Adobe's last quarter results and current quarter outlook

Adobe's Q3 performance was still good, with revenue and profit exceeding expectations. Revenue increased by 11.6% YoY to $5 billion, Net Profit 1.50 billion USD, and profit margin increased by 3.4% YoY and 0.7% QoQ.

Although the growth has slightly accelerated, it is still not too impressive. When discussing the company's prospects for 2024, the management did not set too aggressive targets, only expecting a full-year revenue growth rate of 10.2% and a flat profit margin. This is obviously far lower than the growth rate that Adobe investors are accustomed to before 2022.

In contrast, another AI giant, Microsoft, accelerated its revenue growth to 17.6% in the three months ending in December, and AI products made quantifiable and substantial contributions to its revenue.

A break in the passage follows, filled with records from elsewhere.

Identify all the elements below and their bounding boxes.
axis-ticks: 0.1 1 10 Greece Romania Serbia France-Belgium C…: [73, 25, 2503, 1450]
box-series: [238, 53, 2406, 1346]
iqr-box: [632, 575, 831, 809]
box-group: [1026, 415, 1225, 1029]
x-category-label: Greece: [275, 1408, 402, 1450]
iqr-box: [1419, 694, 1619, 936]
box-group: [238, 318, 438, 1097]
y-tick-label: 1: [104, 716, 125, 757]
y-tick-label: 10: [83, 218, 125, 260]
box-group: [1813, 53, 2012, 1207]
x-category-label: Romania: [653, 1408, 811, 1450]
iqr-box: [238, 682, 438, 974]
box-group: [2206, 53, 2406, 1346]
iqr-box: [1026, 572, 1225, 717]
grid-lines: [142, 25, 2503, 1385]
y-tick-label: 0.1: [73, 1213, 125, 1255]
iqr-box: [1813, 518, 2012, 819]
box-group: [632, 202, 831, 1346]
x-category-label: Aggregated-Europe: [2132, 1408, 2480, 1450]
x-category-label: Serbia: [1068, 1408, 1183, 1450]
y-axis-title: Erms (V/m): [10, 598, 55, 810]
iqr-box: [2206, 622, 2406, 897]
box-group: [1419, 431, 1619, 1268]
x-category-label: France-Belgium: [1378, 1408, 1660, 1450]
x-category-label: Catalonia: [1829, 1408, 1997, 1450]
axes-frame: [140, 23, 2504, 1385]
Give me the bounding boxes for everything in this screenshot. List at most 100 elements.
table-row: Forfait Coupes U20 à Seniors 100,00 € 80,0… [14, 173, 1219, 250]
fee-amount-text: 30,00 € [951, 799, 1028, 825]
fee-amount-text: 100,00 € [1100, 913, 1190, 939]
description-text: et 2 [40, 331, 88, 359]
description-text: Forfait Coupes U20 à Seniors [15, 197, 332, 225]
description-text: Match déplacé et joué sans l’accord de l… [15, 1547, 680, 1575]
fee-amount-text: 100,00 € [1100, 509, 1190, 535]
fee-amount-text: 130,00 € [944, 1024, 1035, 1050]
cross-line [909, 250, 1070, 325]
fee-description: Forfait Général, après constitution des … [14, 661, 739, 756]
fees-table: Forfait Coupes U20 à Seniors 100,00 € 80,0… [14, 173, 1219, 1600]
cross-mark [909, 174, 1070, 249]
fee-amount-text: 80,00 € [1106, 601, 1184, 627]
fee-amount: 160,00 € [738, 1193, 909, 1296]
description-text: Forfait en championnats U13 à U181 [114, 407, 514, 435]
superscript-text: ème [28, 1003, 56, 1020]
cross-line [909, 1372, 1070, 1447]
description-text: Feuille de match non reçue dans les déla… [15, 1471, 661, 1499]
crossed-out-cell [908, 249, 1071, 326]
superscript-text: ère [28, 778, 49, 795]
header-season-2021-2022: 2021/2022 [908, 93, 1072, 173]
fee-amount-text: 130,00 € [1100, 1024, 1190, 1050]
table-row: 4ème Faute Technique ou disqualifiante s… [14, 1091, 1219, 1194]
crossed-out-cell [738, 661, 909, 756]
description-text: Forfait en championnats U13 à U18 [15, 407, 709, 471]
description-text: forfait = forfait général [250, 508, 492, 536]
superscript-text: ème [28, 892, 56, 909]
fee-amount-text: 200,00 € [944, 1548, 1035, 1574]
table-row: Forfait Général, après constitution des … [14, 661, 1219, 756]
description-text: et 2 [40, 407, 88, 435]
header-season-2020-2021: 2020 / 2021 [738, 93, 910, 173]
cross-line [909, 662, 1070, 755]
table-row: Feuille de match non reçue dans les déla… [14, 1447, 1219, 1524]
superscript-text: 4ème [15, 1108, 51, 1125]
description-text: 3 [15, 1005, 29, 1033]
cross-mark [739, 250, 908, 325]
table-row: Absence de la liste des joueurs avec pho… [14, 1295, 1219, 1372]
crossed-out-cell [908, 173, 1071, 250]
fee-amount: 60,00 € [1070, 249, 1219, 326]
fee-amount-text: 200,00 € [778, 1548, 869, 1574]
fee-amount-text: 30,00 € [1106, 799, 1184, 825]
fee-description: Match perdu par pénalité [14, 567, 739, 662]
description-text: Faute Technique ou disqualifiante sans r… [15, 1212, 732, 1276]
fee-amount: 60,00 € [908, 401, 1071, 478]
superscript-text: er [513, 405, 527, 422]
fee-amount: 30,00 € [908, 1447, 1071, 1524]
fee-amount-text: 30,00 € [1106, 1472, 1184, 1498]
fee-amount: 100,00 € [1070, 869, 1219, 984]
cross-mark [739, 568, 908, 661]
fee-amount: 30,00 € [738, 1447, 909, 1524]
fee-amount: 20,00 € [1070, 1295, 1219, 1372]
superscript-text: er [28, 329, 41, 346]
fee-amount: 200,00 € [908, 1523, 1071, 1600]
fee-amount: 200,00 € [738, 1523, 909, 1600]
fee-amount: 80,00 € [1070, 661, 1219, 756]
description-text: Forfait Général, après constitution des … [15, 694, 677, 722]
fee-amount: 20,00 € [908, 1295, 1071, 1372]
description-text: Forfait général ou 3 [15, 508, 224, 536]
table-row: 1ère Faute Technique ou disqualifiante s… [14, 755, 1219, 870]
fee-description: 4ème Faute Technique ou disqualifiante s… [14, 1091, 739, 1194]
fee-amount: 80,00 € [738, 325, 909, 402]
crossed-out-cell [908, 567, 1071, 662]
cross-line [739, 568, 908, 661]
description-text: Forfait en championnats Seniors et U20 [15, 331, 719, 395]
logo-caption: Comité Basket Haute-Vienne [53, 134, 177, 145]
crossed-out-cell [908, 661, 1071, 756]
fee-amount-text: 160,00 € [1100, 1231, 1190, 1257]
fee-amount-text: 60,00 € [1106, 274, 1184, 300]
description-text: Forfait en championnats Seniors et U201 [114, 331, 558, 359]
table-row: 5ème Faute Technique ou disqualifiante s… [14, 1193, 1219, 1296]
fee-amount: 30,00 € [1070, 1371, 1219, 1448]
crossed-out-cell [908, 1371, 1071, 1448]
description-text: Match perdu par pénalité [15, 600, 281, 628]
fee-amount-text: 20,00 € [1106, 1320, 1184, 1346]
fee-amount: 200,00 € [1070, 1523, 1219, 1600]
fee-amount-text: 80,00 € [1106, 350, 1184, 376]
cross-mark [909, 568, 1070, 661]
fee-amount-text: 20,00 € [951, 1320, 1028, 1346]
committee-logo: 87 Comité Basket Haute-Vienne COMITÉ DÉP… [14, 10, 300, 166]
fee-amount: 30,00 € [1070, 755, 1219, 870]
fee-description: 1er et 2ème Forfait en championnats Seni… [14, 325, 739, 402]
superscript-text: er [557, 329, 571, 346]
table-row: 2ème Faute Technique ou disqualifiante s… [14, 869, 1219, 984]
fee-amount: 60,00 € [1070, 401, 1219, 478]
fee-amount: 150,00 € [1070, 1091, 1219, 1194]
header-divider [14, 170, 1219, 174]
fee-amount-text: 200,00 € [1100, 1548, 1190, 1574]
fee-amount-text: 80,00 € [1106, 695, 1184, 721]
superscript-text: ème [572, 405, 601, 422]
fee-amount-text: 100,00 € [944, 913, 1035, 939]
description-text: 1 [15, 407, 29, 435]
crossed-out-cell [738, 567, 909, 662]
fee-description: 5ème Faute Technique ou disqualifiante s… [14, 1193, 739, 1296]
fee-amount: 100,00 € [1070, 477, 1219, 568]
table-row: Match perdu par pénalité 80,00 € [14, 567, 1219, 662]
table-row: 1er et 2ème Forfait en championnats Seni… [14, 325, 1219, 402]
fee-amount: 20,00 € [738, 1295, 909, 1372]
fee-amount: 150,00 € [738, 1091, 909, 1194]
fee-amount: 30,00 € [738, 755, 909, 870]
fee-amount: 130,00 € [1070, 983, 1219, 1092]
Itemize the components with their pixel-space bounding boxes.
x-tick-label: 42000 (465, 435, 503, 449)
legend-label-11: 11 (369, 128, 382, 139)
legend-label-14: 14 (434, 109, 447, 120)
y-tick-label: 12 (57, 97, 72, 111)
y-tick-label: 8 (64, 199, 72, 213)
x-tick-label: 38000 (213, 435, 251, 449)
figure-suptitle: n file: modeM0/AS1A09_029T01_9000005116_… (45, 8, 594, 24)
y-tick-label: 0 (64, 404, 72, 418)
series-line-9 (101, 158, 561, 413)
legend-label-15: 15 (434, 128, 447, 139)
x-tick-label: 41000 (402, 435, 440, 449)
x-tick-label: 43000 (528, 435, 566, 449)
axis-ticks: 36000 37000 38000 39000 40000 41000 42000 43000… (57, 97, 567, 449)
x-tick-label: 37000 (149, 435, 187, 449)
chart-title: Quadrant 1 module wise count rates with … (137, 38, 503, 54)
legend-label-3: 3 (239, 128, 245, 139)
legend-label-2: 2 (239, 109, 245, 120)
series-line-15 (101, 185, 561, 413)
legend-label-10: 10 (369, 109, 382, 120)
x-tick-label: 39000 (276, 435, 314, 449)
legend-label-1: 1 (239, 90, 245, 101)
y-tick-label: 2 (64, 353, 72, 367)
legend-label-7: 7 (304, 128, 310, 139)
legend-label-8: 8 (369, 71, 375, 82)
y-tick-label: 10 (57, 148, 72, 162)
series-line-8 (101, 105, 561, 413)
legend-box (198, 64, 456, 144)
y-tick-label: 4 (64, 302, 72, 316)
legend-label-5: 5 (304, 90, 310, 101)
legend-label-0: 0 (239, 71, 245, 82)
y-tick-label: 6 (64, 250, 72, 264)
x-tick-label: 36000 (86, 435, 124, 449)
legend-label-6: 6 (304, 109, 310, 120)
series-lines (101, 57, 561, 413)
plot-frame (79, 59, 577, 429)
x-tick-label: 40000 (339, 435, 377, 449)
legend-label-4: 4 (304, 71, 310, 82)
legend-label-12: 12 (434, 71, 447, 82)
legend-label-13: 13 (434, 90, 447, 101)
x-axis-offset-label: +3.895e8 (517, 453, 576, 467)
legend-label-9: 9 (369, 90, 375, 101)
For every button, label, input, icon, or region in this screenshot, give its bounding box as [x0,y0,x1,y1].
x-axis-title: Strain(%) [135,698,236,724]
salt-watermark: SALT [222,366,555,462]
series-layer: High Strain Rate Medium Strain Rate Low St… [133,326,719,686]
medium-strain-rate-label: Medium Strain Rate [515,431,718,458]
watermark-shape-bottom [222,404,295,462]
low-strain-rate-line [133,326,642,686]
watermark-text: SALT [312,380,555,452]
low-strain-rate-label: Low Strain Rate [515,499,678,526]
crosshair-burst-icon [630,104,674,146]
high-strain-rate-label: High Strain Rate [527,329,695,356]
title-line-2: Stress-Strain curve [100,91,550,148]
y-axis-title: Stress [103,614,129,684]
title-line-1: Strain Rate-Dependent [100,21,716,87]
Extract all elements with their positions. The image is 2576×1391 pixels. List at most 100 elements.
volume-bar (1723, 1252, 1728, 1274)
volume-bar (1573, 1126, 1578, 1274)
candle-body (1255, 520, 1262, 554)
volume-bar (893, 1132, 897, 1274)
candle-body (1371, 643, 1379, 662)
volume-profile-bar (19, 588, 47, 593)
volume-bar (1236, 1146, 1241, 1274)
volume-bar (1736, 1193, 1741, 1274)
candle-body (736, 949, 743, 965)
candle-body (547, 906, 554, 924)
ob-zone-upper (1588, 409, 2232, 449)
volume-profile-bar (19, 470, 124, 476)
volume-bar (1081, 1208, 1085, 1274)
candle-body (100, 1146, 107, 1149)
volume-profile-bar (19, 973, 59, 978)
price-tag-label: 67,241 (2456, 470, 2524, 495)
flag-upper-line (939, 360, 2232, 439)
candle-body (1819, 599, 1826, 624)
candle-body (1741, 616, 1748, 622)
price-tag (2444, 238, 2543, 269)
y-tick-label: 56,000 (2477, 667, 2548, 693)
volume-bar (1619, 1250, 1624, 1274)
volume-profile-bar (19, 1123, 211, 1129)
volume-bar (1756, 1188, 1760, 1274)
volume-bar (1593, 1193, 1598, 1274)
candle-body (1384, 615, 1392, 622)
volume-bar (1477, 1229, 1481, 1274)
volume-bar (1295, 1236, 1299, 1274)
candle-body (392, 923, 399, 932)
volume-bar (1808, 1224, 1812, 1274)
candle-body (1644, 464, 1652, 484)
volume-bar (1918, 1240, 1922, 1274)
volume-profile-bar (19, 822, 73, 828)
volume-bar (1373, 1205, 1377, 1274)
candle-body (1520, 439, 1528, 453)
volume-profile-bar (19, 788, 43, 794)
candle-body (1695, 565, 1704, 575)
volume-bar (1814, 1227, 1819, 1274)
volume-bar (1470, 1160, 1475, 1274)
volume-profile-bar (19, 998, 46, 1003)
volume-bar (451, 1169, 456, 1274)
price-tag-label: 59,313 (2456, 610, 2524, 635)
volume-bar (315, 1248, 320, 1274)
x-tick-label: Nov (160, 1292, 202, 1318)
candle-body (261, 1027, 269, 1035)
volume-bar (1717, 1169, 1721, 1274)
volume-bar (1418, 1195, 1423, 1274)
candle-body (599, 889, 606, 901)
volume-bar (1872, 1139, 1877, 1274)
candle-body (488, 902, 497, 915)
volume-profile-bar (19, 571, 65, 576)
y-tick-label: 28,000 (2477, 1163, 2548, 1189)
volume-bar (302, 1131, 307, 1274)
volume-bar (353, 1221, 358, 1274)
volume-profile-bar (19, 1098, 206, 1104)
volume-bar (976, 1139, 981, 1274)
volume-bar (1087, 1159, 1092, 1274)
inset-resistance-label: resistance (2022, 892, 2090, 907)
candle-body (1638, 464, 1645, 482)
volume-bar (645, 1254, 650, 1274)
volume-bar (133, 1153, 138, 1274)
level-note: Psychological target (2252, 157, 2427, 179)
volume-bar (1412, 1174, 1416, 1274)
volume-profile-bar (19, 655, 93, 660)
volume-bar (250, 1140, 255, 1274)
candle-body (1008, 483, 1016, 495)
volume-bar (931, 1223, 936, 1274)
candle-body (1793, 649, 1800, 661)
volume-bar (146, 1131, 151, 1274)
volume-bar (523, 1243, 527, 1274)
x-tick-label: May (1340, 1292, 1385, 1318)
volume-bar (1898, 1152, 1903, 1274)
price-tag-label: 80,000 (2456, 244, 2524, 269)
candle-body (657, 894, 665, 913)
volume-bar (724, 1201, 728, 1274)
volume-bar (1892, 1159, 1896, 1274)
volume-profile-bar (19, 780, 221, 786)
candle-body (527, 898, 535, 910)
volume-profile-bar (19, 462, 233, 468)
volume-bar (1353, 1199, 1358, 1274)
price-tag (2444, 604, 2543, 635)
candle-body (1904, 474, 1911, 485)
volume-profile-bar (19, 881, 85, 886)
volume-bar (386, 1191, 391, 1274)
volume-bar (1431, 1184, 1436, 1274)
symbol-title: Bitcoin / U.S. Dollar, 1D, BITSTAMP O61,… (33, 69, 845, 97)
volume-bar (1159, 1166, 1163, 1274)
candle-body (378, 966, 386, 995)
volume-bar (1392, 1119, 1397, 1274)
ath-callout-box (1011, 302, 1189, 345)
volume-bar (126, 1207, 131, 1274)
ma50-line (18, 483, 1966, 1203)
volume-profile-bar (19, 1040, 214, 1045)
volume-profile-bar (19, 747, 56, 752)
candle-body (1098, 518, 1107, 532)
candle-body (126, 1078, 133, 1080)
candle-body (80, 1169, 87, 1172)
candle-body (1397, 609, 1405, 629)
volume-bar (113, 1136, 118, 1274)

The market expects Adobe's fourth quarter revenue to reach $5.145 billion, a year-on-year increase of 10.53%; earnings per share will reach $3.37, a year-on-year increase of 24.52%.

This time, the market focus is on Adobe's growth momentum and AIGC's integration into its product suite. Adobe has already introduced AI into its product matrix, including the Firefly model in Creative Cloud and AI services in Experience Cloud, but whether it can monetize Firefly in a meaningful way remains to be seen. The market wants to understand how these AI services can actually translate into customer engagement and financial performance.

On the other hand, Adobe has already officially announced the termination of the acquisition of Figma. This means that although Adobe has saved $20 billion in expenses, it may harm future growth expectations. It needs to work hard to create a product that competes with Figma to curb the latter. It is difficult to say whether this has had a positive impact on Adobe.

Conclusion

Will the AI wave benefit or harm Adobe's business? If Dall-E is the first attempt, it is obvious that the market overestimated the threat in the short term. After all, after Dall-E was launched, Adobe quickly launched Firefly and retained the entire Value Chain.

The RockFlow team still believes in Adobe's pricing power and the value that Firefly will bring over time. We believe that Adobe will continue to benefit from AI and consolidate its long-term market position.